A Rant About Mental Health Stigma

Jordan Brown

Weakness. It's a word that is often associated with mental health issues.

And it's at the core of mental health stigma.

That person is just faking it.

Oh, she's just not trying hard enough.

He's being too soft.

This is stigma, plain and simple.

But why does this happen? Why do decent people have indecent thoughts and feeling about those who are struggling with their mental health?

And more importantly, what can we do about it?

Let's break it down--and then figure out a way forward.

When Behaviors are Symptoms - Mental Health Stigma

People don't know what they don't know. Well-meaning people can turn into trolls when there is a knowledge gap.

What I mean is that mental health issues are not like other health issues. Because behaviors are symptoms.

Lack of action from one person is interpreted as "not trying hard enough" by another. Aggressive, illogical behavior is interpreted as "crazy."

All of this isn't helpful. But it actually makes sense.

Imagine going through 25+ years of your life and never learning about something. And then imagine being confronted with something you've never seen before. This is how most societies still deal with mental health. How can we expect attitudes to change if we don't teach each other about mental health and mental illness? How can can we change hearts and minds if we don't even fully understand the mind-body connection in the first place?

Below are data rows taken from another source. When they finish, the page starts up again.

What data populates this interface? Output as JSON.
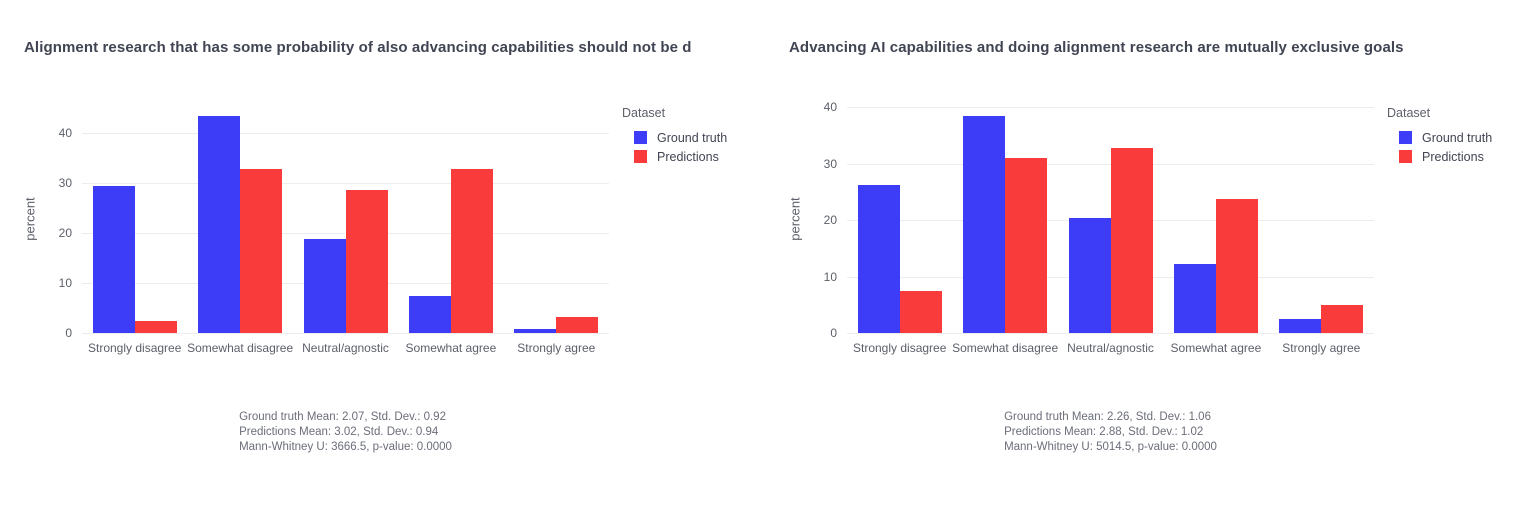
{
  "colors": {
    "ground_truth": "#3d3df7",
    "predictions": "#fa3b3b",
    "gridline": "#ededf0",
    "title_text": "#414553",
    "axis_text": "#5c5f69",
    "footer_text": "#6b6e79",
    "background": "#ffffff"
  },
  "chart_data": [
    {
      "type": "bar",
      "title": "Alignment research that has some probability of also advancing capabilities should not be d",
      "xlabel": "",
      "ylabel": "percent",
      "ylim": [
        0,
        45.6
      ],
      "yticks": [
        0,
        10,
        20,
        30,
        40
      ],
      "grid": true,
      "legend_title": "Dataset",
      "legend_position": "right",
      "categories": [
        "Strongly disagree",
        "Somewhat disagree",
        "Neutral/agnostic",
        "Somewhat agree",
        "Strongly agree"
      ],
      "series": [
        {
          "name": "Ground truth",
          "color": "#3d3df7",
          "values": [
            29.5,
            43.5,
            18.9,
            7.4,
            0.8
          ]
        },
        {
          "name": "Predictions",
          "color": "#fa3b3b",
          "values": [
            2.5,
            32.8,
            28.7,
            32.8,
            3.3
          ]
        }
      ],
      "annotations": [
        "Ground truth Mean: 2.07, Std. Dev.: 0.92",
        "Predictions Mean: 3.02, Std. Dev.: 0.94",
        "Mann-Whitney U: 3666.5, p-value: 0.0000"
      ]
    },
    {
      "type": "bar",
      "title": "Advancing AI capabilities and doing alignment research are mutually exclusive goals",
      "xlabel": "",
      "ylabel": "percent",
      "ylim": [
        0,
        40.4
      ],
      "yticks": [
        0,
        10,
        20,
        30,
        40
      ],
      "grid": true,
      "legend_title": "Dataset",
      "legend_position": "right",
      "categories": [
        "Strongly disagree",
        "Somewhat disagree",
        "Neutral/agnostic",
        "Somewhat agree",
        "Strongly agree"
      ],
      "series": [
        {
          "name": "Ground truth",
          "color": "#3d3df7",
          "values": [
            26.2,
            38.5,
            20.4,
            12.3,
            2.5
          ]
        },
        {
          "name": "Predictions",
          "color": "#fa3b3b",
          "values": [
            7.4,
            31.1,
            32.8,
            23.8,
            5.0
          ]
        }
      ],
      "annotations": [
        "Ground truth Mean: 2.26, Std. Dev.: 1.06",
        "Predictions Mean: 2.88, Std. Dev.: 1.02",
        "Mann-Whitney U: 5014.5, p-value: 0.0000"
      ]
    }
  ]
}
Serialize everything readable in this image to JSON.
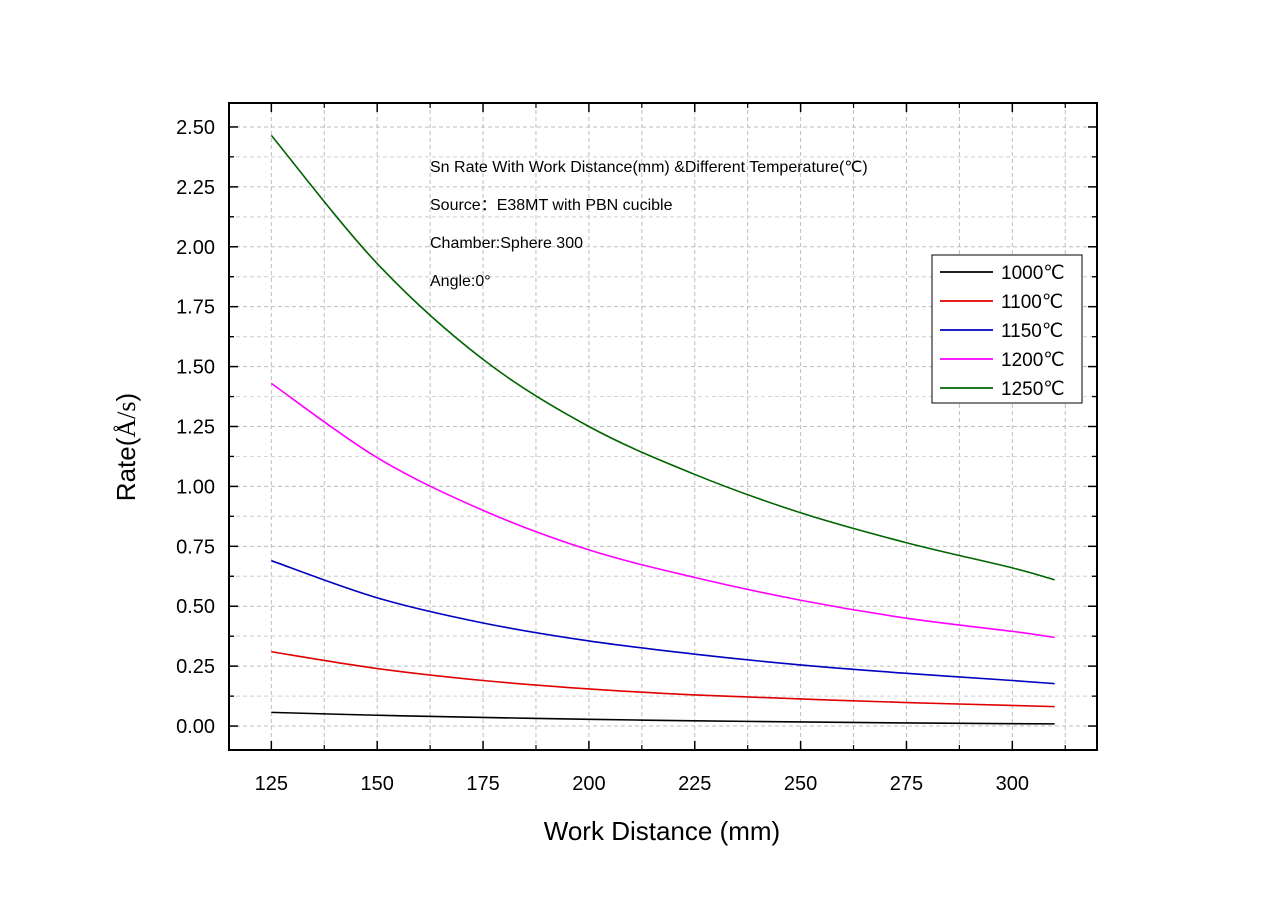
{
  "chart_data": {
    "type": "line",
    "xlabel": "Work Distance (mm)",
    "ylabel_prefix": "Rate(",
    "ylabel_unit": "Å/s",
    "ylabel_suffix": ")",
    "xlim": [
      115,
      320
    ],
    "ylim": [
      -0.1,
      2.6
    ],
    "xticks": [
      125,
      150,
      175,
      200,
      225,
      250,
      275,
      300
    ],
    "xtick_labels": [
      "125",
      "150",
      "175",
      "200",
      "225",
      "250",
      "275",
      "300"
    ],
    "yticks": [
      0,
      0.25,
      0.5,
      0.75,
      1.0,
      1.25,
      1.5,
      1.75,
      2.0,
      2.25,
      2.5
    ],
    "ytick_labels": [
      "0.00",
      "0.25",
      "0.50",
      "0.75",
      "1.00",
      "1.25",
      "1.50",
      "1.75",
      "2.00",
      "2.25",
      "2.50"
    ],
    "grid": true,
    "legend_position": "right",
    "annotations": [
      "Sn Rate With Work Distance(mm) &Different Temperature(℃)",
      "Source：E38MT with PBN cucible",
      "Chamber:Sphere 300",
      "Angle:0°"
    ],
    "x": [
      125,
      150,
      175,
      200,
      225,
      250,
      275,
      300,
      310
    ],
    "series": [
      {
        "name": "1000℃",
        "color": "#000000",
        "values": [
          0.057,
          0.045,
          0.036,
          0.028,
          0.022,
          0.017,
          0.013,
          0.01,
          0.009
        ]
      },
      {
        "name": "1100℃",
        "color": "#e00000",
        "values": [
          0.31,
          0.24,
          0.19,
          0.155,
          0.13,
          0.113,
          0.098,
          0.086,
          0.081
        ]
      },
      {
        "name": "1150℃",
        "color": "#0000c0",
        "values": [
          0.69,
          0.535,
          0.43,
          0.355,
          0.3,
          0.255,
          0.22,
          0.19,
          0.177
        ]
      },
      {
        "name": "1200℃",
        "color": "#ff00ff",
        "values": [
          1.43,
          1.12,
          0.9,
          0.735,
          0.62,
          0.525,
          0.45,
          0.395,
          0.37
        ]
      },
      {
        "name": "1250℃",
        "color": "#006400",
        "values": [
          2.465,
          1.93,
          1.53,
          1.25,
          1.05,
          0.89,
          0.765,
          0.66,
          0.61
        ]
      }
    ]
  }
}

Schools are just starting to catch on, but it's not enough. For crying out loud, psychiatrists are just starting to be taught about trauma in their medical training. Trauma has a tremendous impact on mental health. It's often the root of some of the most difficult mental health issues. But from my conversations with medical professionals, it hasn't yet received the attention it deserves in the classroom setting.

What can we do when it seems like the world just doesn't care to learn about mental health?

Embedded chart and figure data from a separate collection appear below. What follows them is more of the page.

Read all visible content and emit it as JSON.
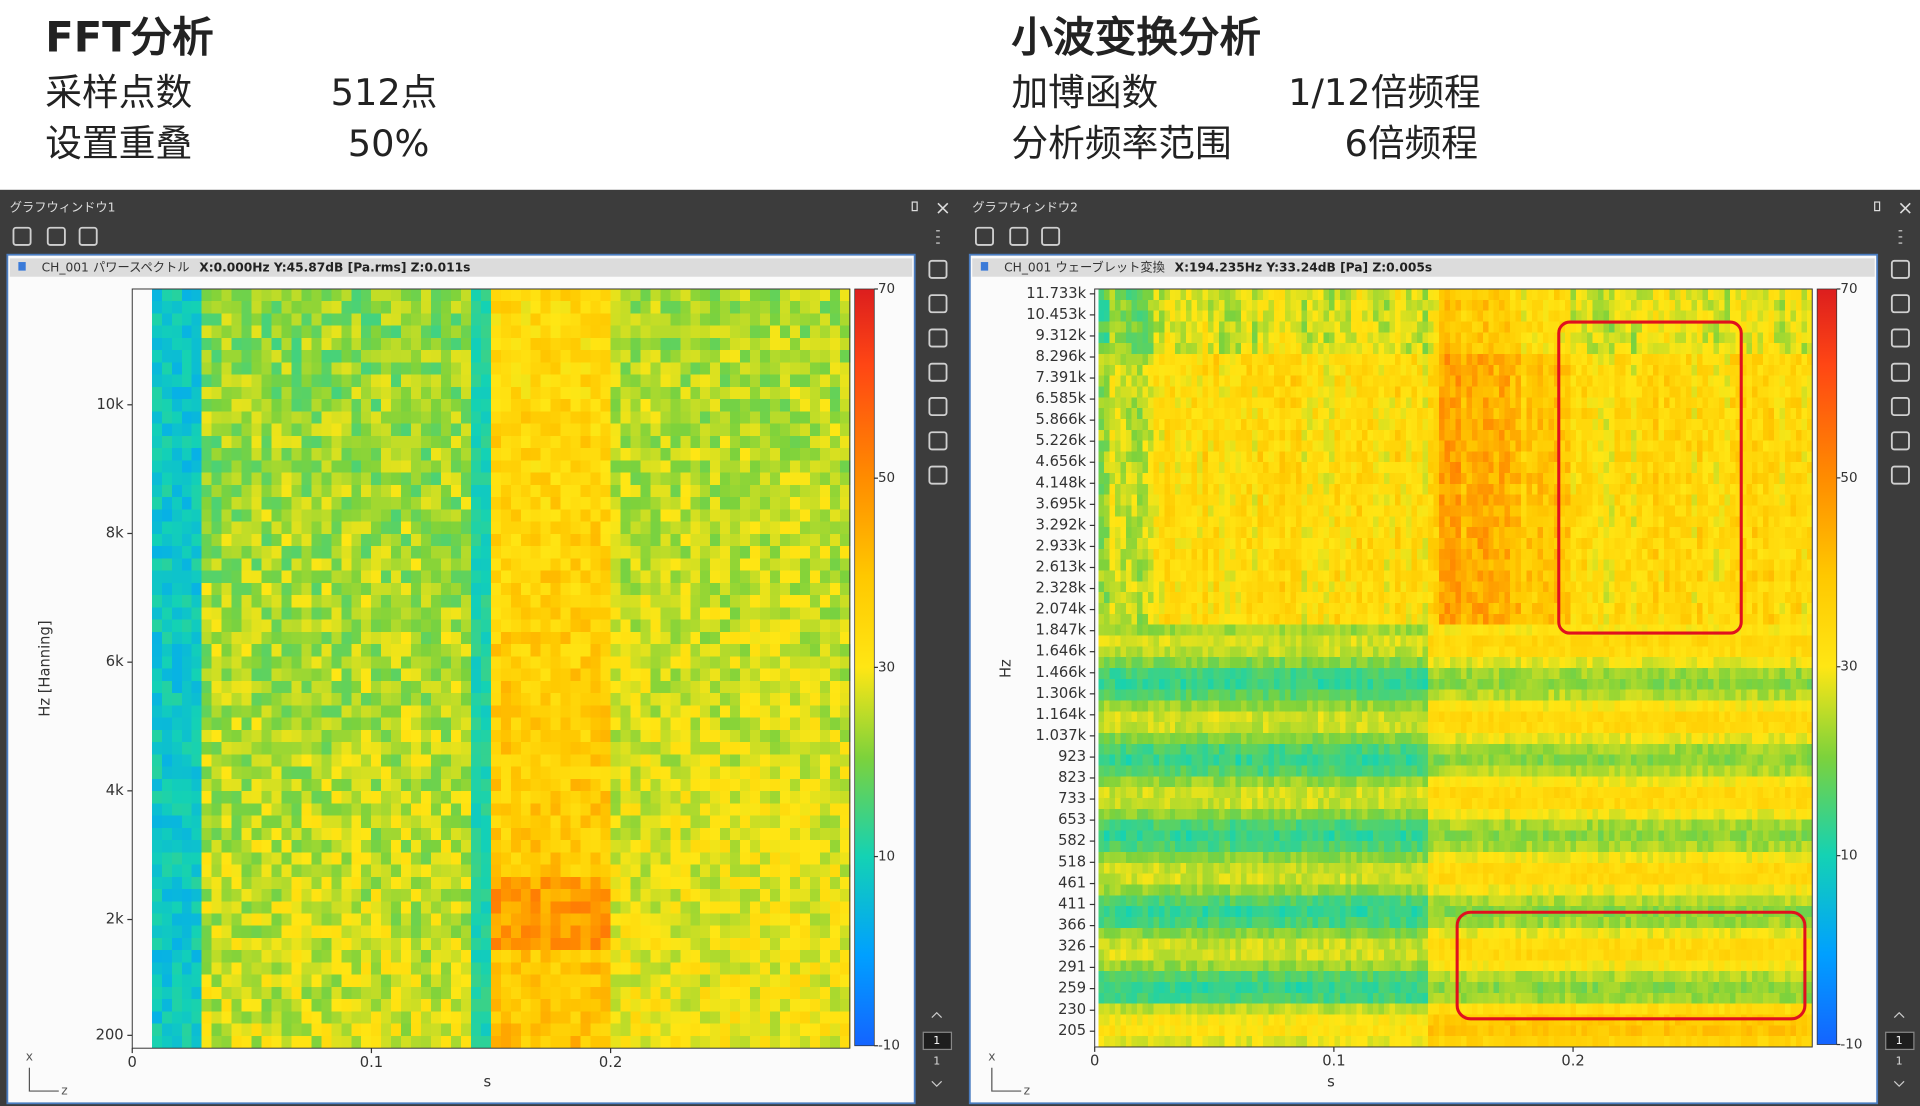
{
  "header": {
    "left": {
      "title": "FFT分析",
      "rows": [
        [
          "采样点数",
          "512点"
        ],
        [
          "设置重叠",
          "50%"
        ]
      ]
    },
    "right": {
      "title": "小波变换分析",
      "rows": [
        [
          "加博函数",
          "1/12倍频程"
        ],
        [
          "分析频率范围",
          "6倍频程"
        ]
      ]
    }
  },
  "windows": [
    {
      "title": "グラフウィンドウ1",
      "status": {
        "channel": "CH_001",
        "kind": "パワースペクトル",
        "readout": "X:0.000Hz Y:45.87dB [Pa.rms] Z:0.011s"
      },
      "chart": {
        "type": "heatmap",
        "y_label": "Hz [Hanning]",
        "x_label": "s",
        "xlim": [
          0,
          0.3
        ],
        "xticks": [
          0,
          0.1,
          0.2
        ],
        "yscale": "linear",
        "ylim": [
          0,
          11800
        ],
        "yticks": [
          200,
          {
            "value": 2000,
            "label": "2k"
          },
          {
            "value": 4000,
            "label": "4k"
          },
          {
            "value": 6000,
            "label": "6k"
          },
          {
            "value": 8000,
            "label": "8k"
          },
          {
            "value": 10000,
            "label": "10k"
          }
        ],
        "colorbar": {
          "lim": [
            -10,
            70
          ],
          "ticks": [
            70,
            50,
            30,
            10,
            -10
          ]
        }
      },
      "axis_triad": [
        "x",
        "z"
      ],
      "page": {
        "current": "1",
        "total": "1"
      }
    },
    {
      "title": "グラフウィンドウ2",
      "status": {
        "channel": "CH_001",
        "kind": "ウェーブレット変換",
        "readout": "X:194.235Hz Y:33.24dB [Pa] Z:0.005s"
      },
      "chart": {
        "type": "heatmap",
        "y_label": "Hz",
        "x_label": "s",
        "xlim": [
          0,
          0.3
        ],
        "xticks": [
          0,
          0.1,
          0.2
        ],
        "yscale": "log",
        "ylim": [
          188,
          12050
        ],
        "yticks": [
          205,
          230,
          259,
          291,
          326,
          366,
          411,
          461,
          518,
          582,
          653,
          733,
          823,
          923,
          {
            "value": 1037,
            "label": "1.037k"
          },
          {
            "value": 1164,
            "label": "1.164k"
          },
          {
            "value": 1306,
            "label": "1.306k"
          },
          {
            "value": 1466,
            "label": "1.466k"
          },
          {
            "value": 1646,
            "label": "1.646k"
          },
          {
            "value": 1847,
            "label": "1.847k"
          },
          {
            "value": 2074,
            "label": "2.074k"
          },
          {
            "value": 2328,
            "label": "2.328k"
          },
          {
            "value": 2613,
            "label": "2.613k"
          },
          {
            "value": 2933,
            "label": "2.933k"
          },
          {
            "value": 3292,
            "label": "3.292k"
          },
          {
            "value": 3695,
            "label": "3.695k"
          },
          {
            "value": 4148,
            "label": "4.148k"
          },
          {
            "value": 4656,
            "label": "4.656k"
          },
          {
            "value": 5226,
            "label": "5.226k"
          },
          {
            "value": 5866,
            "label": "5.866k"
          },
          {
            "value": 6585,
            "label": "6.585k"
          },
          {
            "value": 7391,
            "label": "7.391k"
          },
          {
            "value": 8296,
            "label": "8.296k"
          },
          {
            "value": 9312,
            "label": "9.312k"
          },
          {
            "value": 10453,
            "label": "10.453k"
          },
          {
            "value": 11733,
            "label": "11.733k"
          }
        ],
        "colorbar": {
          "lim": [
            -10,
            70
          ],
          "ticks": [
            70,
            50,
            30,
            10,
            -10
          ]
        }
      },
      "axis_triad": [
        "x",
        "z"
      ],
      "page": {
        "current": "1",
        "total": "1"
      }
    }
  ]
}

With Mental Health Stigma, We Start Wherever We Can

We start at square one. Even if we already want to be at the finish line.

We need to start wherever the starting point actually is. We can't hope our way into a new future. We need action--a real, concerted effort to make changes. And that means telling stories and sharing struggles. It means finding hope in remarkable comebacks, in spreading great tales of survival with those who need to hear it.

Because mental illness is a disease like any other. If someone beats cancer, we admire their strength. If someone fights back against OCD or bipolar disorder, we view them as suspicious and keep an eye out for a recurrence of the behaviors that scare us.

Because they do scare us.

When behaviors are symptoms, it's all too easy to internalize what's going on. Deep down, we know that those are behaviors we could one day exhibit. The same goes for cancer. We know that the tragic event of a cancer diagnosis could befall us, but we hold onto hope that there are strategies and medical responses we can use to push the danger back.

With mental health issues, it's not so simple. There's still so much we don't know. But we can't focus on that. We have to start at the only place we can start. It's true for everything, but behaviors scare us, so we respond with fear to something that we should meet with compassion.

So my message to you today is this: Don't let fear drive you away from yourself or the ones who need your love and support.

Mental health stigma is real, but it's not permanent.

People aren't weak. They're hurting.

When we transform our fear into something greater and transcendent, we transform our world into a place that is more accepting of all people.